Hari Nelayan Nasional, DPD GMNI Sumut: Nelayan Bagaikan Anak Tiri
Foto : Ketua DPD GMNI Sumut, Daniel Sigalingging |
Medan Sumut, Sangfajarnews.com - Diperingatinya Hari Nelayan setiap 6 April 2021 lebih tragis dari istilah 'Seremonial Belaka', bahkan seperti hilang dari agenda nasional di Negara Republik Indonesia.
Berdasarkan data Kementerian Kelautan dan Perikanan 2020, jumlah nelayan sebanyak 1.459.874 orang, atau 0,5% dari jumlah Penduduk Indonesia menggantungkan diri pada sektor ini.
Bahkan angka ini kemungkinan akan terus menurun dari tahun ke tahun, ketika masyarakat melihat bahwa profesi nelayan tidak dapat menjamin kesejahteraan hidup.
Bahkan menurut data Survei Sosio Ekonomi Nasional (SUSENAS) tahun 2017 yang dilakukan Fakultas Perikanan dan Ilmu Kelautan Unpad, sebanyak 11,34% orang di sektor perikanan tergolong miskin, lebih tinggi dibandingkan sektor pelayanan restoran (5,56%), konstruksi bangunan (9,86%), bahkan pengelolaan sampah (9,62%).
Atas hal itu, DPD GMNI Sumut melalui ketuanya menyampaikan masih banyak kampung nelayan di Indonesia yang masih tergolong kumuh terutama di Sumut dan pemerintah masih terlihat acuh untuk memperhatikannya.
"Boleh dicek di Indonesia, atau secara khusus Sumut, perkampungan yang paling kumuh dan jauh dari sehat hampir dipastikan ada dikampung nelayan. Ini bukan hinaan, tapi sebuah fakta yang harus disajikan bahwa Pemerintah mengetahui hal ini, namun seolah nelayan bukan menjadi perhatian khusus hingga saat ini," ujar Daniel Sigalingging selaku Ketua DPD GMNI Sumut.
Indonesia yang diketahui memiliki garis pantai terpajang kedua didunia, namun permasalahan mengenai kesejahteraabn serta pendapatan nelayan masih jauh dari harapan.
FAO memberikan data bahwa potensi sumber daya perikanan tangkap laut Indonesia mencapai sekitar 6,5 juta ton/ tahun dengan tingkat pemanfaatan mencapai 5,71 juta ton/ tahun.
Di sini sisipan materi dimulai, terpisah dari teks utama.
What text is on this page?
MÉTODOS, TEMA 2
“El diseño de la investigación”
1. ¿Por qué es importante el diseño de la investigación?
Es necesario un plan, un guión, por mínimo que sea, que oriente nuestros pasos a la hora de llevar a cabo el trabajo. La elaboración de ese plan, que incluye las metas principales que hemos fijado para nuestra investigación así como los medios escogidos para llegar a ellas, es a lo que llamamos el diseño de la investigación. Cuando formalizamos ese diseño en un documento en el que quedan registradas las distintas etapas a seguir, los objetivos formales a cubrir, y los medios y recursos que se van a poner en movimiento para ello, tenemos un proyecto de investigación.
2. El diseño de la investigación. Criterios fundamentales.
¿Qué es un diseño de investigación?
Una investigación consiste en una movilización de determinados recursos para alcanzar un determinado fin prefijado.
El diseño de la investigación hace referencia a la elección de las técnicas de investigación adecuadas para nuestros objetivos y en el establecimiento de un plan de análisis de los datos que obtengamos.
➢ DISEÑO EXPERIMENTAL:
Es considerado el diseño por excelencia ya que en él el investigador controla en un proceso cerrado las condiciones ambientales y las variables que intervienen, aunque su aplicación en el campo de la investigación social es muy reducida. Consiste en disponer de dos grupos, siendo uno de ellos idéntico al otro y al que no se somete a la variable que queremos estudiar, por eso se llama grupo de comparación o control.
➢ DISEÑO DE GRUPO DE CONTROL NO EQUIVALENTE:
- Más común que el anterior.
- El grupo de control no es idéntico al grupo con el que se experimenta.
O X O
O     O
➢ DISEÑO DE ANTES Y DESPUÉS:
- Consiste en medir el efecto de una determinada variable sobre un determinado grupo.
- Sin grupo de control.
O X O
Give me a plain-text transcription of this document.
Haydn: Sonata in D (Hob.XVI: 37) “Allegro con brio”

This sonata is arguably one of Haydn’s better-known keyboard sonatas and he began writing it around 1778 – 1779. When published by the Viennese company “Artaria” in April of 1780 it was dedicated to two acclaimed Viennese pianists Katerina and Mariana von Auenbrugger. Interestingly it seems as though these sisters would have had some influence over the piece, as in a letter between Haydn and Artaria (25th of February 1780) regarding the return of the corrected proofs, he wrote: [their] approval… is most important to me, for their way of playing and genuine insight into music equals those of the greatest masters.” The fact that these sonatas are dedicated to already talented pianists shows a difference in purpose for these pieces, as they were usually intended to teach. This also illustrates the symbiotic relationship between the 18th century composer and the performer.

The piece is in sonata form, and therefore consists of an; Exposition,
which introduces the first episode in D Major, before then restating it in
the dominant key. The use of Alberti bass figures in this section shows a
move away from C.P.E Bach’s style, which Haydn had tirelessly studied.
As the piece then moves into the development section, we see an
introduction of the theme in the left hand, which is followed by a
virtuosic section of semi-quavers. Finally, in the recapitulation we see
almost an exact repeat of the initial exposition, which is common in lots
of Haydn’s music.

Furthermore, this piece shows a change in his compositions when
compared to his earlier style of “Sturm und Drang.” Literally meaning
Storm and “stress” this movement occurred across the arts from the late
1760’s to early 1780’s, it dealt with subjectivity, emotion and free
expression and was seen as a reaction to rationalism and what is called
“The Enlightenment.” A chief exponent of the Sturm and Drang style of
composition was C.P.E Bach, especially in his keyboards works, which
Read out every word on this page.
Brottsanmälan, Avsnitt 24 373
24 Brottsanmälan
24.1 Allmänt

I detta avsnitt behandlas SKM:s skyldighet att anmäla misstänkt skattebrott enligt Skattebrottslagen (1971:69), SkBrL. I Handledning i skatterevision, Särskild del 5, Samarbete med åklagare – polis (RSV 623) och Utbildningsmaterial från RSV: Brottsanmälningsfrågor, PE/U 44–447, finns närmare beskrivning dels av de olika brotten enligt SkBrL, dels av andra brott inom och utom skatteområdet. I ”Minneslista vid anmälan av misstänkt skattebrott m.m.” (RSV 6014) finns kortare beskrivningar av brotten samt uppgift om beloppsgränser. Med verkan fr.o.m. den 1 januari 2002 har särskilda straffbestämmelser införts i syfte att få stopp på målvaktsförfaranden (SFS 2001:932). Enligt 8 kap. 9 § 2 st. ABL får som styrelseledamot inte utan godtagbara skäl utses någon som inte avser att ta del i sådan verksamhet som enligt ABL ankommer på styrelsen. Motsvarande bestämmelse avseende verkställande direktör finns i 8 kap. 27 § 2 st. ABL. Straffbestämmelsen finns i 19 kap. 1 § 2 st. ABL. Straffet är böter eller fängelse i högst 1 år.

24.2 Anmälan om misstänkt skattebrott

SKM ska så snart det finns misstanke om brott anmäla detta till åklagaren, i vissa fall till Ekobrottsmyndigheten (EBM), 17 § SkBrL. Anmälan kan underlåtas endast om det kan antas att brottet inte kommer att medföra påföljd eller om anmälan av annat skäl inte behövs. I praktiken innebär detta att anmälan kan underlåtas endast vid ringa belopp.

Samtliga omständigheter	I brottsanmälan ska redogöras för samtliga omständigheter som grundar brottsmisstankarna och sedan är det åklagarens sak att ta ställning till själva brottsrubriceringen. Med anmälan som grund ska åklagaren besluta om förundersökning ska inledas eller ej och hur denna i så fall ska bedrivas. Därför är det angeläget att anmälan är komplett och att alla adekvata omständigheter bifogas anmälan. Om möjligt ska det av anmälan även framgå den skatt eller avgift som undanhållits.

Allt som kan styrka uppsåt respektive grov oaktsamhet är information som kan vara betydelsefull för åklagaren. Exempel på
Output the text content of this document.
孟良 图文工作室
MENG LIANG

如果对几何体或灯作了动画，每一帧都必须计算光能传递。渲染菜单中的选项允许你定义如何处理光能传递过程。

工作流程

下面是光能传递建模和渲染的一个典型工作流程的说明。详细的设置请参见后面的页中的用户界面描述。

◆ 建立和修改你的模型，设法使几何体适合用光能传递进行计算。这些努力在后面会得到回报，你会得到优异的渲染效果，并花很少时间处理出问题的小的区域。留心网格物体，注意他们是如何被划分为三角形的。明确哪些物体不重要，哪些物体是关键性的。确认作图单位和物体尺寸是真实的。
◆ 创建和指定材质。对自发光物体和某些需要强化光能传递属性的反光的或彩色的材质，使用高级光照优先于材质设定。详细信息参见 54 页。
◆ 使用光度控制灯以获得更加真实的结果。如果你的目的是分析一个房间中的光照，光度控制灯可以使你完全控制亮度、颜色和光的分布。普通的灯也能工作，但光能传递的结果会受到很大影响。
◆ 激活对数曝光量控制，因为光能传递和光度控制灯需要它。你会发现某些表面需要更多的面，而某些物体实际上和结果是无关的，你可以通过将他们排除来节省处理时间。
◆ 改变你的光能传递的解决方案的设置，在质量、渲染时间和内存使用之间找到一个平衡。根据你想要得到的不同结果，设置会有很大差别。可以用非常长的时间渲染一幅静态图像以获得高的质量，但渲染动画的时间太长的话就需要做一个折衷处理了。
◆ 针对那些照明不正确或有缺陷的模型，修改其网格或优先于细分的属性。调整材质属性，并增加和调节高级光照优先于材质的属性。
Sementara potensi lestari sumber daya ikan laut diperkirakan sebesar 12,54 juta ton/ tahun yang tersebar diperairan wilayah Indonesia serta perairan Zona Ekonomi Eksklusif.
Daniel menambahkan, seharusnya dengan luas perairan 5,8 juta km persegi yang meliputi laut teritorial seluas 300 ribu km persegi, luas perairan kepulauan hampir 3 juta km persegi, dan luas ZEE 2,5 juta km persegi, Pemerintah dapat memanfaatkan potensi yang dimiliki ini untuk memberikan kebijakan dan bantuan peralatan memadai kepada nelayan Indonesia.
"Dari persoalan alat tangkap yang peraturannya selalu berubah-ubah, menjadikan nelayan kesulitan. Seolah tidak ada kajian ilmiah yang mendalam mengenai dampak lingkungan yang dilakukan oleh nelayan. Bahkan pelarangan penggunaan berbagai alat tangkap yang dilakukan Pemerintah, tidak dibarengi dengan solusi dan pemberian alat tangkap yang layak digunakan oleh nelayan secara menyeluruh," tambah Daniel.
Lanjutnya, kata Daniel, belum lagi nelayan kecil yang harus bersaing dengan korporasi besar yang mengeruk kekayaan laut Indonesia secara membabi buta. Baik secara armada, alat tangkap, dan jumlah hasil tangkapan yang sangat jauh berbeda membuat nelayan kesulitan menjual hasil laut ke pasar yang lebih besar, bahkan tidak jarang harus menjual hasil kepada tengkulak.
Seharusnya Poros Maritim yang sebelumnya disampaikan oleh pemerintah harusnya mampu memposisikan nelayan di garis sejahtera, bukan hanya sebagai alat kampanye politik belaka.
Sesungguhnya, nelayan bukan hanya bisa sejahtera namun juga bisa menjadi aset nasional dalam mengembangkan sektor perikanan menjadi maju dan berjaya sebagai negara maritim.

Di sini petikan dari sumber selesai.